This is a code of the algorithm described in "MegaDepth: Learning Single-View Depth Prediction from Internet Photos, Z. Li and N. Snavely, CVPR 2018". The code skeleton is based on "https://github.com/junyanz/pytorch-CycleGAN-and-pix2pix". If you use our code or models for academic purposes, please consider citing:
@inproceedings{MDLi18,
title={MegaDepth: Learning Single-View Depth Prediction from Internet Photos},
author={Zhengqi Li and Noah Snavely},
booktitle={Computer Vision and Pattern Recognition (CVPR)},
year={2018}
}
- The code was written in Pytorch 0.2 and Python 2.7, but it should be easy to adapt it to Python 3 and latest Pytorch version if needed.
- You might need skimage, h5py libraries installed for python before running the code.
- Download pretrained models from: http://www.cs.cornell.edu/projects/megadepth/dataset/models/best_generalization_net_G.pth and put it in "checkpoints/test_local/best_generalization_net_G.pth
- In python file "models/HG_model.py", in init function, change to "model_parameters = self.load_network(model, 'G', 'best_generalization')"
- run demo code
python demo.py
You should see an inverse depth prediction saved as demo.png from an original photo demo.jpg.

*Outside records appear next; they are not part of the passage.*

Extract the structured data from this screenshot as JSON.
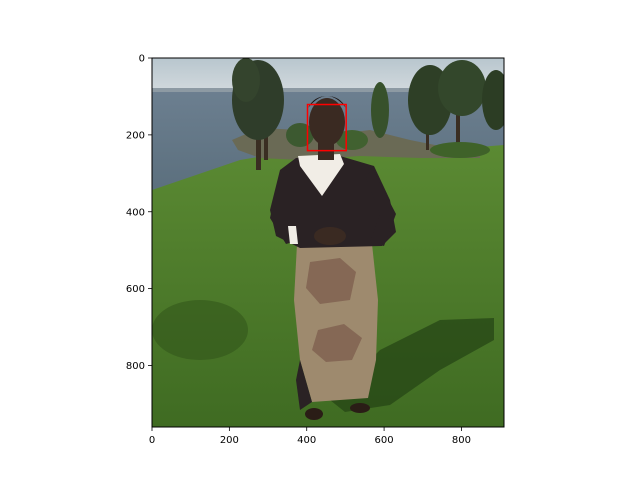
{
  "plot": {
    "image_width": 910,
    "image_height": 960,
    "xlim": [
      0,
      910
    ],
    "ylim": [
      960,
      0
    ],
    "y_inverted": true,
    "x_ticks": [
      0,
      200,
      400,
      600,
      800
    ],
    "y_ticks": [
      0,
      200,
      400,
      600,
      800
    ],
    "face_box": {
      "x": 402,
      "y": 121,
      "width": 100,
      "height": 120,
      "color": "#ff0000"
    }
  },
  "colors": {
    "sky": "#c9d3d8",
    "lake": "#6f8495",
    "grass": "#4d7a2c",
    "grass_dark": "#2f5319",
    "trees": "#2f3d2a",
    "dress": "#2a2224",
    "skirt": "#9e8a6e",
    "skin": "#3a2a22"
  }
}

If you want to use RGB maps for visualization, like the figures in our paper, you have to install/run semantic segmentation from https://github.com/kazuto1011/pspnet-pytorch trained on ADE20K to mask out sky, because inconsistent depth prediction of unmasked sky will not make RGB visualization resonable.
- Download MegaDepth V1 dataset from project website: http://www.cs.cornell.edu/projects/megadepth/.

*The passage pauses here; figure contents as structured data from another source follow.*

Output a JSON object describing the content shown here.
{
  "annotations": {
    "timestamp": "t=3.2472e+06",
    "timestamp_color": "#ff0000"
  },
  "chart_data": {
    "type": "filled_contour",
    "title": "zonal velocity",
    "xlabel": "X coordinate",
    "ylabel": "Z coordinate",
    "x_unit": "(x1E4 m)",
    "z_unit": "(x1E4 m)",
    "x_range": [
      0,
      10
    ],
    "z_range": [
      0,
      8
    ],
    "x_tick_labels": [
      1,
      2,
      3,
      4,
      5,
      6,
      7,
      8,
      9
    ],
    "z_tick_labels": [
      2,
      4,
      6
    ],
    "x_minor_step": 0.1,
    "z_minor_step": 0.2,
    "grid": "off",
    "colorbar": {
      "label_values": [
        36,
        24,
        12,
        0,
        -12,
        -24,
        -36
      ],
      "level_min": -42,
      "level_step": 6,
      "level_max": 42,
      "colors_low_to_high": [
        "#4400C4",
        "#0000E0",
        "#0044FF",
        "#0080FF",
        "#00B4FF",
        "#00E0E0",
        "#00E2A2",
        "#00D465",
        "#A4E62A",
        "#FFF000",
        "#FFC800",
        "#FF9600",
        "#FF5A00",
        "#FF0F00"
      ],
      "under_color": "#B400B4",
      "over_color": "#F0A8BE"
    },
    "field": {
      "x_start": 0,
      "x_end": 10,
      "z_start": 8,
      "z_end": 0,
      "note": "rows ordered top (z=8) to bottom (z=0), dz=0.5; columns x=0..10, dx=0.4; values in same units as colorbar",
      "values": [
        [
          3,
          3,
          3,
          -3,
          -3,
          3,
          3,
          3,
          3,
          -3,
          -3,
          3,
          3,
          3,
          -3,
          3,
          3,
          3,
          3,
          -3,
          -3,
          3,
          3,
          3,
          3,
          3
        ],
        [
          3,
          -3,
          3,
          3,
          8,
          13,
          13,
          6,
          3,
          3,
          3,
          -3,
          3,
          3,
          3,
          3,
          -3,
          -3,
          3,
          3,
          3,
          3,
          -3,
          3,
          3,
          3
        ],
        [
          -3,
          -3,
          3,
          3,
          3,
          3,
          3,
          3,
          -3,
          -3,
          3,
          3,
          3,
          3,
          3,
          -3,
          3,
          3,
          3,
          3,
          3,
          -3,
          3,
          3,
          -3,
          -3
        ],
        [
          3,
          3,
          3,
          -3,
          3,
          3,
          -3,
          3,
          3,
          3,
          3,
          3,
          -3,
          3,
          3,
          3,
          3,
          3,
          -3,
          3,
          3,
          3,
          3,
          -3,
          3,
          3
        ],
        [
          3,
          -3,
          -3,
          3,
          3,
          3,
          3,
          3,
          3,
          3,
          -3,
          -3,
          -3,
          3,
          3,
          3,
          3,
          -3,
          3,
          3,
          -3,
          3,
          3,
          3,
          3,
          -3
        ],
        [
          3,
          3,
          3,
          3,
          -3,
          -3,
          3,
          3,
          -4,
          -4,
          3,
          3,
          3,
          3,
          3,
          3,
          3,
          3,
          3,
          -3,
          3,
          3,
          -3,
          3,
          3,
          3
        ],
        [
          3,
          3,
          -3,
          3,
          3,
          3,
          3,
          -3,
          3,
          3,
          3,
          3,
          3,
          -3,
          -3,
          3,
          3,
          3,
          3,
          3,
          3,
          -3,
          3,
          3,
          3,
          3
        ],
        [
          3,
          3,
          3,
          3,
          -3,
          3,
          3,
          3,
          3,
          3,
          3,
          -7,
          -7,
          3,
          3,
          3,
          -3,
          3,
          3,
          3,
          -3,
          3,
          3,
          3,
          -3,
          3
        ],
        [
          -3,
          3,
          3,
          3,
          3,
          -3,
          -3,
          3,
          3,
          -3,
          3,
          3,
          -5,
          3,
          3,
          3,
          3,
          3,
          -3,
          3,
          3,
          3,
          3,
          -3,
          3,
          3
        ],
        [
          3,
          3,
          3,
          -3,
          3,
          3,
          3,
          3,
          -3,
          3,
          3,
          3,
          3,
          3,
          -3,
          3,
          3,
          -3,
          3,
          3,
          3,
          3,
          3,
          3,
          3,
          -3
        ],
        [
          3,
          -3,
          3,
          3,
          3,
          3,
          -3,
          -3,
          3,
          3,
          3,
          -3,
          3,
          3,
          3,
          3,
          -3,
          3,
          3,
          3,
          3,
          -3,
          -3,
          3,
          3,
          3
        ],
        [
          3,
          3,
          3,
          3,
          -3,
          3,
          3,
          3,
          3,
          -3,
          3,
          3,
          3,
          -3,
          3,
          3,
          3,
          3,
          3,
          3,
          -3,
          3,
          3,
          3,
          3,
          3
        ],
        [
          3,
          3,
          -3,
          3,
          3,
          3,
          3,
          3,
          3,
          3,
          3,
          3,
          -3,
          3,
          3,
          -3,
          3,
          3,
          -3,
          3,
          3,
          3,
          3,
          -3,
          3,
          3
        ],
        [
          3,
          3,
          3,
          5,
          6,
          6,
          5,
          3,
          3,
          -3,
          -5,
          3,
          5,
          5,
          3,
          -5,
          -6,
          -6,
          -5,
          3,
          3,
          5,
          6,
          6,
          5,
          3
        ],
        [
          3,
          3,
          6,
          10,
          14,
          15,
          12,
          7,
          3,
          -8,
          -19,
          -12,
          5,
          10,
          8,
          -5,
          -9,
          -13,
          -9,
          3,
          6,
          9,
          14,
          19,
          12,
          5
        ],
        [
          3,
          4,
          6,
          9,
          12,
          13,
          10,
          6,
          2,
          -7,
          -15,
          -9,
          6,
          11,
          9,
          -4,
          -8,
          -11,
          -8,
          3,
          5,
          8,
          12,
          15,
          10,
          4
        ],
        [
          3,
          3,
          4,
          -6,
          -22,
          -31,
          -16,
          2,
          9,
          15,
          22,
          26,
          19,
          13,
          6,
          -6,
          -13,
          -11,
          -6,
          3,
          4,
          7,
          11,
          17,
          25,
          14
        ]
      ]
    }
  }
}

- Download pretrained model (specific for MD dataset) from http://www.cs.cornell.edu/projects/megadepth/dataset/models/best_vanila_net_G.pth and put it in "checkpoints/test_local/best_vanila_net_G.pth"

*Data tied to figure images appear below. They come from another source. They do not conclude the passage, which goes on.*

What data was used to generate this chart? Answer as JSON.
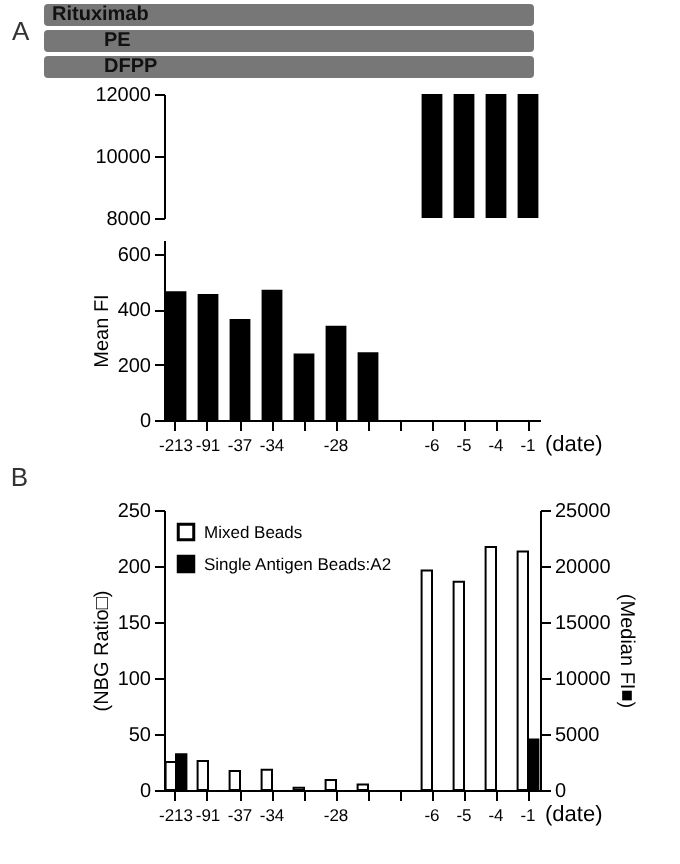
{
  "chart_data": [
    {
      "type": "bar",
      "title": "A",
      "annotations": [
        "Rituximab",
        "PE",
        "DFPP"
      ],
      "categories": [
        "-213",
        "-91",
        "-37",
        "-34",
        null,
        "-28",
        null,
        null,
        "-6",
        "-5",
        "-4",
        "-1"
      ],
      "values": [
        null,
        null,
        null,
        null,
        null,
        null,
        null,
        null,
        12000,
        12000,
        12000,
        12000
      ],
      "color": "#000000",
      "ylim": [
        8000,
        12000
      ],
      "yticks": [
        8000,
        10000,
        12000
      ],
      "tick_labels": "y",
      "grid": false
    },
    {
      "type": "bar",
      "ylabel": "Mean FI",
      "xlabel": "(date)",
      "categories": [
        "-213",
        "-91",
        "-37",
        "-34",
        null,
        "-28",
        null,
        null,
        "-6",
        "-5",
        "-4",
        "-1"
      ],
      "values": [
        465,
        455,
        365,
        470,
        240,
        340,
        245,
        null,
        null,
        null,
        null,
        null
      ],
      "color": "#000000",
      "ylim": [
        0,
        650
      ],
      "yticks": [
        0,
        200,
        400,
        600
      ],
      "grid": false
    },
    {
      "type": "bar",
      "title": "B",
      "ylabel": "(NBG Ratio□)",
      "y2label": "(Median FI■)",
      "xlabel": "(date)",
      "categories": [
        "-213",
        "-91",
        "-37",
        "-34",
        null,
        "-28",
        null,
        null,
        "-6",
        "-5",
        "-4",
        "-1"
      ],
      "series": [
        {
          "name": "Mixed Beads",
          "color": "#ffffff",
          "values": [
            25,
            26,
            17,
            18,
            2,
            9,
            5,
            null,
            196,
            186,
            217,
            213
          ]
        },
        {
          "name": "Single Antigen Beads:A2",
          "color": "#000000",
          "axis": "y2",
          "values": [
            3200,
            null,
            null,
            null,
            null,
            null,
            null,
            null,
            null,
            null,
            null,
            4500
          ]
        }
      ],
      "ylim": [
        0,
        250
      ],
      "yticks": [
        0,
        50,
        100,
        150,
        200,
        250
      ],
      "y2lim": [
        0,
        25000
      ],
      "y2ticks": [
        0,
        5000,
        10000,
        15000,
        20000,
        25000
      ],
      "legend": "top left",
      "grid": false
    }
  ]
}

- Updated: You might also consider downloading extra 4 pretrained models from (See README and our website for explanations): http://www.cs.cornell.edu/projects/megadepth/dataset/models/test_model_1_4.zip
- Download test list files from http://www.cs.cornell.edu/projects/megadepth/dataset/data_lists/test_lists.tar.gz, it should include two folders corresponding to images with landscape and portrait orientations.
- Download precomputed sparse features from http://www.cs.cornell.edu/projects/megadepth/dataset/Megadepth_v1/sparse_features.zip
- To compute scale invarance RMSE on MD testset, change the variable "dataset_root" in python file "rmse_error_main.py" to the root directory of MegaDepth_v1 folder, and change variable "test_list_dir_l" and "test_list_dir_p" to corresponding folder paths of test lists, and run:
python rmse_error_main.py
- To compute Structure from Motion Disagreement Rate (SDR), change the variable "dataset_root" in python file "rmse_error_main.py" to the root directory of MegaDepth_v1 folder, and change variable "test_list_dir_l" and "test_list_dir_p" to corresponding folder paths of test lists, and run:
python SDR_compute.py
- If you want to run our model on arbitrary Internet photos, please download pretrained model from http://www.cs.cornell.edu/projects/megadepth/dataset/models/best_generalization_net_G.pth, which has much better generalization ability to completely unknown scenes (Note: for clarification, this model is used for more general purpose. We trained the network on top of DIW pretrained weights. It may have better performance than what was described in the paper, if you want to compare yours with our method, you might use the models: http://www.cs.cornell.edu/projects/megadepth/).